Wednesday, April 10, 2013

On Suicide



I need to take a brief break from my series on heresy to comment about something else.

I am saddened by the death of Rick and Kay Warren’s son, Matthew, and I pray for them. A lot of people have offered condolences and prayer, and I am grateful for those thoughtful responses. But I am also horrified by the hateful social media comments that some people—Christian and non-Christian alike—have so quickly unleashed, like scorpions out of a demonic fire hose.

This tragic situation has also caused some other people to share their personal grief about losing someone to suicide, not only in an attempt to empathize with the Warren family, but also to ask some very real and painful questions about what happens when human beings voluntarily end their lives.

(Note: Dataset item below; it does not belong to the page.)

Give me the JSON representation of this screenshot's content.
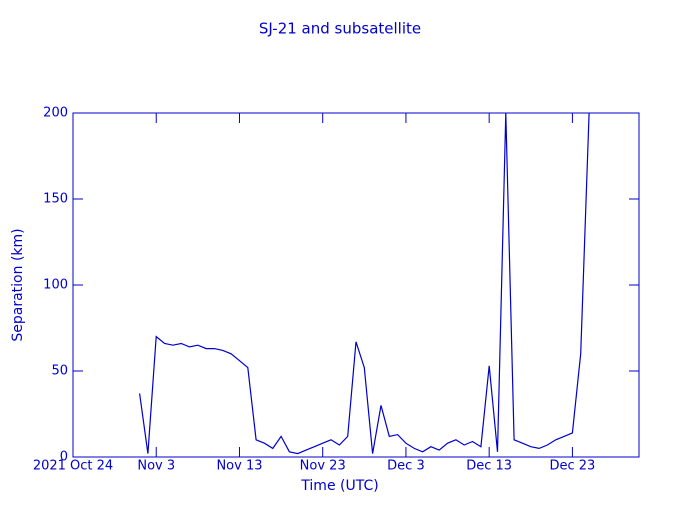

Does God abandon them for all of eternity?

There was a time in the history of the Christian church—both Catholic and Protestant—that a doctrine about suicide insisted that there was not hope for salvation for a person dying in such a way. After all, murder is a grave sin, right? But a murderer can later repent and seek God’s forgiveness. But a suicide cannot do that. It’s too late.

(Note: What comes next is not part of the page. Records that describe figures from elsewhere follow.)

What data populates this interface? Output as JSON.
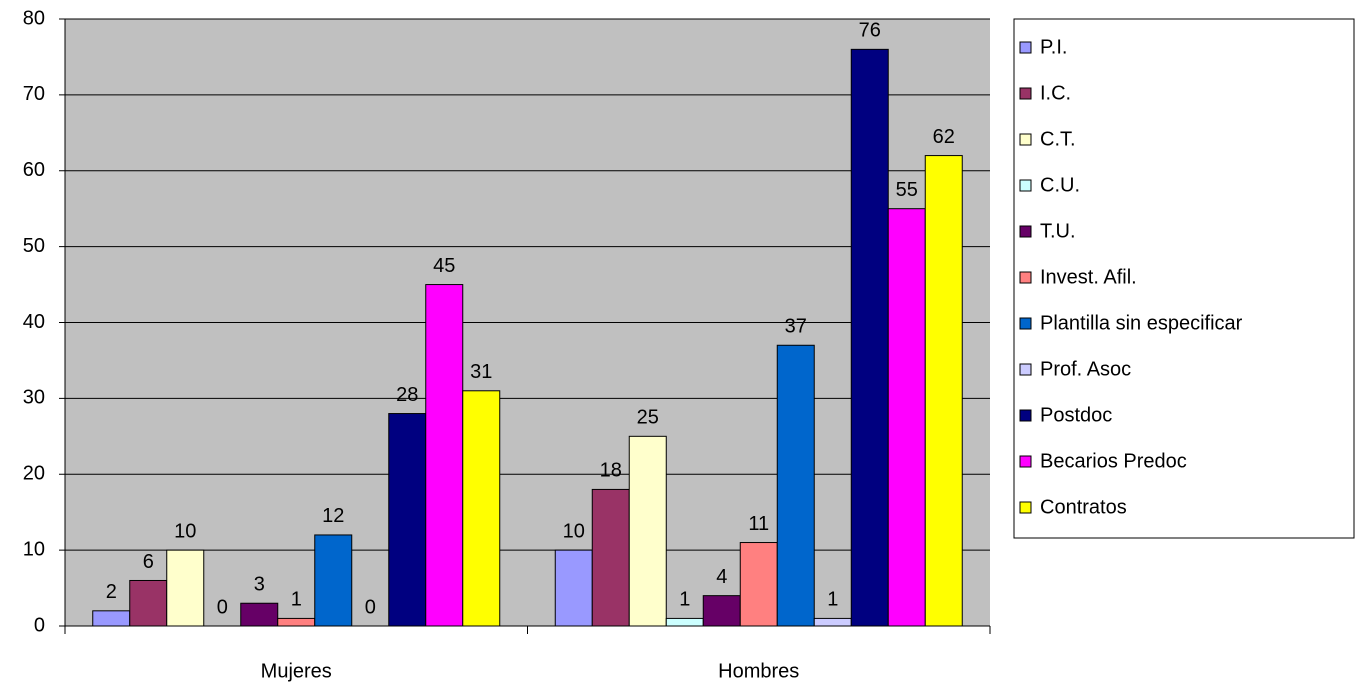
{
  "chart_data": {
    "type": "bar",
    "categories": [
      "Mujeres",
      "Hombres"
    ],
    "series": [
      {
        "name": "P.I.",
        "color": "#9999ff",
        "values": [
          2,
          10
        ]
      },
      {
        "name": "I.C.",
        "color": "#993366",
        "values": [
          6,
          18
        ]
      },
      {
        "name": "C.T.",
        "color": "#ffffcc",
        "values": [
          10,
          25
        ]
      },
      {
        "name": "C.U.",
        "color": "#ccffff",
        "values": [
          0,
          1
        ]
      },
      {
        "name": "T.U.",
        "color": "#660066",
        "values": [
          3,
          4
        ]
      },
      {
        "name": "Invest. Afil.",
        "color": "#ff8080",
        "values": [
          1,
          11
        ]
      },
      {
        "name": "Plantilla sin especificar",
        "color": "#0066cc",
        "values": [
          12,
          37
        ]
      },
      {
        "name": "Prof. Asoc",
        "color": "#ccccff",
        "values": [
          0,
          1
        ]
      },
      {
        "name": "Postdoc",
        "color": "#000080",
        "values": [
          28,
          76
        ]
      },
      {
        "name": "Becarios Predoc",
        "color": "#ff00ff",
        "values": [
          45,
          55
        ]
      },
      {
        "name": "Contratos",
        "color": "#ffff00",
        "values": [
          31,
          62
        ]
      }
    ],
    "ylim": [
      0,
      80
    ],
    "yticks": [
      0,
      10,
      20,
      30,
      40,
      50,
      60,
      70,
      80
    ],
    "grid": true,
    "legend": "right"
  }
}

So, a genocidal maniac can kill untold numbers of people and then confess and repent just before the hangman’s noose snaps his neck, and he gets an eternal get-out-of-jail free card (even though his victims might have been denied that opportunity). But the person suffering deep pain, depression, and hopelessness is denied such grace? There is clearly something wrong with this way of thinking.

The Roman Catholic Church has changed its doctrine on the subject. Pity, compassion, and prayer for the mercy of God are the proper responses rather than the insistence on eternal condemnation. Most Protestants take the same view. I’m sure there are others in the mix holding on to the old view. You can hear from some of them on Twitter and Facebook.

The apostle Paul says something very important about human death and how it relates to God:

“Who will separate us from the love of Christ? Will hardship, or distress, or persecution, or famine, or nakedness, or peril, or sword? As it is written,
‘For your sake we are being killed all day long; we are accounted as sheep to be slaughtered.’ 
No, in all these things we are more than conquerors through him who loved us. For I am convinced that neither death, nor life, nor angels, nor rulers, nor things present, nor things to come, nor powers, nor height, nor depth, nor anything else in all creation, will be able to separate us from the love of God in Christ Jesus our Lord.” (Romans 8:35-39)

We speak of Jesus as one who has “abolished death” (2 Timothy 1:10), and we see death as an inevitable event for all people, but an event that has lost its sting (1 Corinthians 15:55).

In the death of Jesus, God destroyed the power of death to have the last word. Death, by whatever means, has lost its sting. There is no deathly power that can trump God’s love. Even death by one’s own hand.

O God, who by the glorious resurrection of your Son Jesus Christ, destroyed death, and brought life and immortality to light: Grant that your servant Matthew, being raised with him, may know the strength of his presence, and rejoice in his eternal glory; who with you and the Holy Spirit lives and reigns, one God, for ever and ever. Amen. (Book of Common Prayer)

1 comment:

Anonymous said...

I am writing on my mom's suicide as we speak.